И вот мы, группа офицеров, поднятых по тревоге, летим на быстроходном катере к гранитной набережной Кронштадта.

Безмятежное солнце по-прежнему золотит залив. Но мы уже не замечаем красоты тихого утра. У каждого в душе буря.

Катер ошвартовался у причала.

...На Якорной площади возле репродукторов толпятся люди, слушают правительственное сообщение о вероломном нападении гитлеровской Германии на Советский Союз. Чеканя шаг, пошевеливая штыками, прошел батальон морской пехоты. Проехали крытые брезентом военные грузовики. Над пристанью ажурная стрела подъемного крана пронесла блестящую сигару торпеды. На бетонных площадках устремили в небо стволы освобожденные от чехлов зенитки. Перестраиваясь в кильватерную колонну, выходят в море боевые корабли — эсминцы, тральщики. Вздымая холмы белой пены, стремительно промчались торпедные катера.

Тысячи, миллионы людей по всей стране поднимались в бой. А нам еще не скоро...

Наша «Щ-303» — одна из самых старых лодок на Балтике. За старостью лет ее вывели из боевого ядра флота и перевели в учебный отряд. Здесь проходили практику молодые подводники. Но учеба на устаревшей технике — не учеба. Лодку поставили па капитальный ремонт, кое-что переделали, установили более совершенные механизмы и приборы. Но старость есть старость, никаким лечением от нее не избавишься. Первые же пробы механизмов выявили столько изъянов, что у нас голова кругом пошла.

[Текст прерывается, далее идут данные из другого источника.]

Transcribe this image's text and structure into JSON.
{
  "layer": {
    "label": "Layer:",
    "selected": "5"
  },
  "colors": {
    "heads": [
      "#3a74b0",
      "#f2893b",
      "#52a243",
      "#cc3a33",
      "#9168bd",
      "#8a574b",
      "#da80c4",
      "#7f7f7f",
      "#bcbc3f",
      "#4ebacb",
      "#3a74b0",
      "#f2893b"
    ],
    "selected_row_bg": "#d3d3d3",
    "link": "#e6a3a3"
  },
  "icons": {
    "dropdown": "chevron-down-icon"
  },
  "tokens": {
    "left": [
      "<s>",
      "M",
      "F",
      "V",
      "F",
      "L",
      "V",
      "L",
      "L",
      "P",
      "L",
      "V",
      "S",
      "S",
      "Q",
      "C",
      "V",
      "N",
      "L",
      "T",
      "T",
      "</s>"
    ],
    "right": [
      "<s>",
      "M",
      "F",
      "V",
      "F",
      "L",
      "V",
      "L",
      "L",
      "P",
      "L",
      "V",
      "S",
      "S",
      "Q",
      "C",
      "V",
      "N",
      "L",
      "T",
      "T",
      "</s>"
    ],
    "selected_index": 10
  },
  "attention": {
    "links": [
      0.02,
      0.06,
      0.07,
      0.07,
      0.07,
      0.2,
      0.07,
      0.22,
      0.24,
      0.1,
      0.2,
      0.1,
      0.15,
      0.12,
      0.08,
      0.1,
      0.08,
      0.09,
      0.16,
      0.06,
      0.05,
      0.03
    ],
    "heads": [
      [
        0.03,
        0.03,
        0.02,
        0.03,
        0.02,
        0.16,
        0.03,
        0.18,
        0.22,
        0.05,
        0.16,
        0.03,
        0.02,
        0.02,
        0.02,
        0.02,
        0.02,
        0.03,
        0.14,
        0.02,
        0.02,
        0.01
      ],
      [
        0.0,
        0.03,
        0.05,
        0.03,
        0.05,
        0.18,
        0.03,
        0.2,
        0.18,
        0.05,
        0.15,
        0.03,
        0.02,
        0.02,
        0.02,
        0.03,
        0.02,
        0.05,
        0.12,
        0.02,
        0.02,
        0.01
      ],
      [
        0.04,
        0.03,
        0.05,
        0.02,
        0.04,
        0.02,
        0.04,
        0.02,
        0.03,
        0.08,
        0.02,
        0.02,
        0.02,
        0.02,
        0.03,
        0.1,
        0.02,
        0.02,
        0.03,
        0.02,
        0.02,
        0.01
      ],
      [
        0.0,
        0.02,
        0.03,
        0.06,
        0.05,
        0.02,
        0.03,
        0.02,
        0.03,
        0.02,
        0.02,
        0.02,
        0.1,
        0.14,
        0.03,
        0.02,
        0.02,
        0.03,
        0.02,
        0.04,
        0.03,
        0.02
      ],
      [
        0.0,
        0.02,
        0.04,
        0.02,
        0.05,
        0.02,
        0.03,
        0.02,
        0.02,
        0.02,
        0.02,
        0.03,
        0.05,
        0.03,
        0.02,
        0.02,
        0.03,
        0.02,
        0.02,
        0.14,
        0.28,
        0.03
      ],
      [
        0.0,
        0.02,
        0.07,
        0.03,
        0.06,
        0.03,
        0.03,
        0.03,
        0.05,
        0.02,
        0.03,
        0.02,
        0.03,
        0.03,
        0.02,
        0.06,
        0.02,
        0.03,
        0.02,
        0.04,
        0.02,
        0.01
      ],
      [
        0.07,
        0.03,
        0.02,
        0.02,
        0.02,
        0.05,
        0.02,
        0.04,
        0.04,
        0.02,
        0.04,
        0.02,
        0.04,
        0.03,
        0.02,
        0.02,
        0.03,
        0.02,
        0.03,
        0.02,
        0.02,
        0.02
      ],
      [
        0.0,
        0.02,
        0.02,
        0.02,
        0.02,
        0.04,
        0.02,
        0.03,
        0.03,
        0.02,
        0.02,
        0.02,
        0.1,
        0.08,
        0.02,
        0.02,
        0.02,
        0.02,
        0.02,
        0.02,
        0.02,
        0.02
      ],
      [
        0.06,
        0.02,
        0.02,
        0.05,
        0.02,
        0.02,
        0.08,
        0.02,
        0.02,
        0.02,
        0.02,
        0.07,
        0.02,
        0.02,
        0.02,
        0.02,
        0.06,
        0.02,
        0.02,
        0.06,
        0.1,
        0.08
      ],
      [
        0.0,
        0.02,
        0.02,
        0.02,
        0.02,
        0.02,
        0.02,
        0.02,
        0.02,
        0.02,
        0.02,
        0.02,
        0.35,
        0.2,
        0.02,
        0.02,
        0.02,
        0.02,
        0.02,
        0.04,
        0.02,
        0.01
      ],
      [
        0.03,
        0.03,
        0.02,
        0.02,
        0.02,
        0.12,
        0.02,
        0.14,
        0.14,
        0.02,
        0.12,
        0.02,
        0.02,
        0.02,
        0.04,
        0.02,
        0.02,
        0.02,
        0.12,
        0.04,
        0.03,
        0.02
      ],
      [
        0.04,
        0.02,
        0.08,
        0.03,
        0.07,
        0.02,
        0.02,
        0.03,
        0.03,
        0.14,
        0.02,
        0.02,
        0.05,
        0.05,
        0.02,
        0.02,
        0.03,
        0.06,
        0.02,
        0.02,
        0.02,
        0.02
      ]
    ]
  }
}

Некогда наша лодка называлась «Ерш». Теперь краснофлотцы не без горечи шутили:

— «Ерш» обратился в недоделанную «Щуку».

Война застала нас в самый разгар ходовых испытаний. Мы не провели еще и половины предписанных программой проверок, а список обнаруженных неполадок вырос уже до солидных размеров.

В первые же дни войны вражеские самолеты сбросили магнитные мины на створах кронштадтских маяков. Чтобы избежать беды, нас теперь не пускают в открытое море. Испытания проводим на рейде да в Купеческой гавани. Это резко затормозило все дело.

Крупные недоделки, выявившиеся на испытаниях, требовали постановки лодки на стапеля. Но приближение врага к Ленинграду сделало это невозможным: наиболее ценное оборудование заводов эвакуировали в глубь страны. Оставалось одно — приводить корабль в боевую готовность своими силами. Завод обещал дать в помощь нескольких рабочих.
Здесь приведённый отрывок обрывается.